Le président de la formation de jugement a dispensé le rapporteur public, sur sa proposition, de prononcer des conclusions à l'audience.
Le rapport de Mme A... a été entendu au cours de l'audience publique.
Considérant ce qui suit :
1. Mme C..., ressortissante canadienne née le 16 août 1974 au Rwanda, est arrivée le 8 avril 2019 à l'aéroport Roissy - Charles de Gaulle, en provenance d'Afrique du Sud où elle réside. A l'issue d'un contrôle par un agent de la police de l'air et des frontières, elle a été placée en zone d'attente et a fait l'objet d'une décision de refus d'entrée sur le territoire français.
Mme C... relève appel du jugement du 22 octobre 2020 par lequel le tribunal administratif de Montreuil a rejeté sa demande tendant à l'annulation de cette décision.
2. Aux termes de l'article L. 213-1 du code de l'entrée et du séjour des étrangers et du droit d'asile : " L'accès au territoire français peut être refusé à tout étranger dont la présence constituerait une menace pour l'ordre public ou qui fait l'objet soit d'une peine d'interdiction judiciaire du territoire, soit d'un arrêté d'expulsion, soit d'une interdiction de retour sur le territoire français, soit d'une interdiction de circulation sur le territoire français, soit d'une interdiction administrative du territoire ". Aux termes de l'article 131-30 du code pénal : " Lorsqu'elle est prévue par la loi, la peine d'interdiction du territoire français peut être prononcée, à titre définitif ou pour une durée de dix ans au plus, à l'encontre de tout étranger coupable d'un crime ou d'un délit. (...)". Alors qu'il appartient aux fonctionnaires de police chargés du contrôle aux frontières de s'assurer, sans commettre d'erreur de fait manifeste, qu'un étranger peut entrer sur le territoire national, il résulte de ces dispositions, qu'en présence d'une interdiction du territoire français prononcée par le juge judiciaire, l'administration est tenue de refuser à la personne qui en a fait l'objet l'entrée sur le territoire français.
3. Il ressort des pièces du dossier, et notamment du fichier national des personnes recherchées ainsi que des mentions figurant sur le bulletin n°2 du casier judiciaire de l'intéressée, qu'une personne dénommée " Dishime ", dont le prénom, la date et le lieu de naissance sont les mêmes que ceux de la requérante et coïncident avec ceux qui figurent sur ses documents d'identité, a été condamnée, à titre principal, à une peine d'interdiction définitive du territoire français, par un jugement du 15 avril 1999 du tribunal correctionnel de Bobigny, pour usage de faux dans un document administratif constatant un droit.
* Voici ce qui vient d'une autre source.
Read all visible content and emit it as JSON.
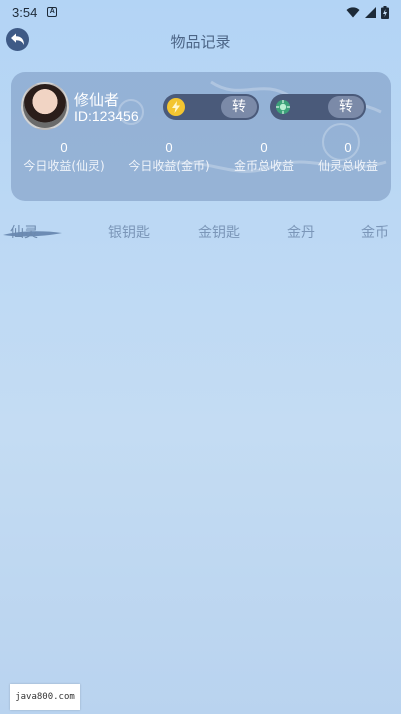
{
  "status_bar": {
    "time": "3:54",
    "notification_icon_label": "A",
    "icons": [
      "wifi-icon",
      "signal-icon",
      "battery-icon"
    ]
  },
  "header": {
    "title": "物品记录",
    "back_icon": "back-arrow-icon"
  },
  "profile": {
    "name": "修仙者",
    "id_label": "ID:123456",
    "avatar": "avatar-photo",
    "gold_exchange": {
      "icon": "gold-coin-icon",
      "button": "转"
    },
    "spirit_exchange": {
      "icon": "green-gem-icon",
      "button": "转"
    }
  },
  "stats": [
    {
      "value": "0",
      "label": "今日收益(仙灵)"
    },
    {
      "value": "0",
      "label": "今日收益(金币)"
    },
    {
      "value": "0",
      "label": "金币总收益"
    },
    {
      "value": "0",
      "label": "仙灵总收益"
    }
  ],
  "tabs": [
    {
      "label": "仙灵",
      "active": true
    },
    {
      "label": "银钥匙",
      "active": false
    },
    {
      "label": "金钥匙",
      "active": false
    },
    {
      "label": "金丹",
      "active": false
    },
    {
      "label": "金币",
      "active": false
    }
  ],
  "watermark": "java800.com",
  "colors": {
    "background_top": "#b3d4f5",
    "card": "#7896be",
    "pill": "#4a5a7a",
    "tab_text": "#7b96b8"
  }
}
Si Mme C... soutient que cette condamnation ne la concerne pas et que son identité a été usurpée, les divergences concernant l'identité de ses parents, mentionnés dans le bulletin n°2 comme " Cahunga " et " Mutega Odette " et dans le fichier national des personnes recherchées comme " Dishime Epaphrodite " et " Mutega Odette " alors que son livret de famille et son passeport indiquent " Gahunga Epaphrodite " et " Mukankwiro Véronique ", ne sont pas si manifestes que l'existence d'une confusion entre deux personnes différentes devait nécessairement s'en déduire. Par ailleurs, la circonstance que l'intéressée ait pu se rendre sur le territoire français à plusieurs reprises depuis le jugement du tribunal correctionnel de Bobigny est sans incidence sur la légalité de la décision attaquée. Dans ces conditions, la décision du ministre de l'intérieur n'est pas fondée sur des éléments manifestement erronés et elle n'est pas entachée d'une erreur manifeste d'appréciation. Il est par ailleurs loisible à Mme C..., qui se dit victime d'une usurpation d'identité, de saisir l'autorité judiciaire pour qu'elle rectifie l'erreur qui entacherait la décision judiciaire qui fonde le refus d'entrée sur le territoire français.
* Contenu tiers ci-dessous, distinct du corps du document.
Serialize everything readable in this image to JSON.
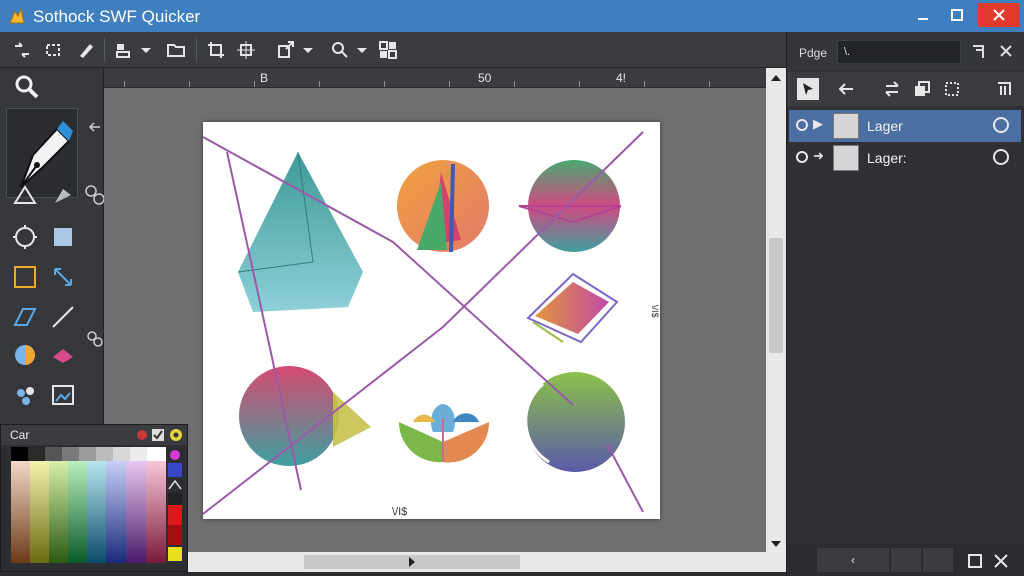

4. Il résulte de ce qui précède que Mme C... n'est pas fondée à soutenir que c'est à tort que, par le jugement attaqué, le tribunal administratif de Montreuil a rejeté sa demande tendant à l'annulation de la décision de refus d'entrée sur le territoire du 8 avril 2019. Par voie de conséquence, ses conclusions à fin d'injonction et d'astreinte, ainsi que celles présentées sur le fondement des dispositions de l'article L. 761-1 du code de justice administrative ne peuvent qu'être rejetées.
D E C I D E :
Article 1er : La requête de Mme C... est rejetée.
Article 2 : Le présent arrêt sera notifié à Mme E... C... et au ministre de l'intérieur.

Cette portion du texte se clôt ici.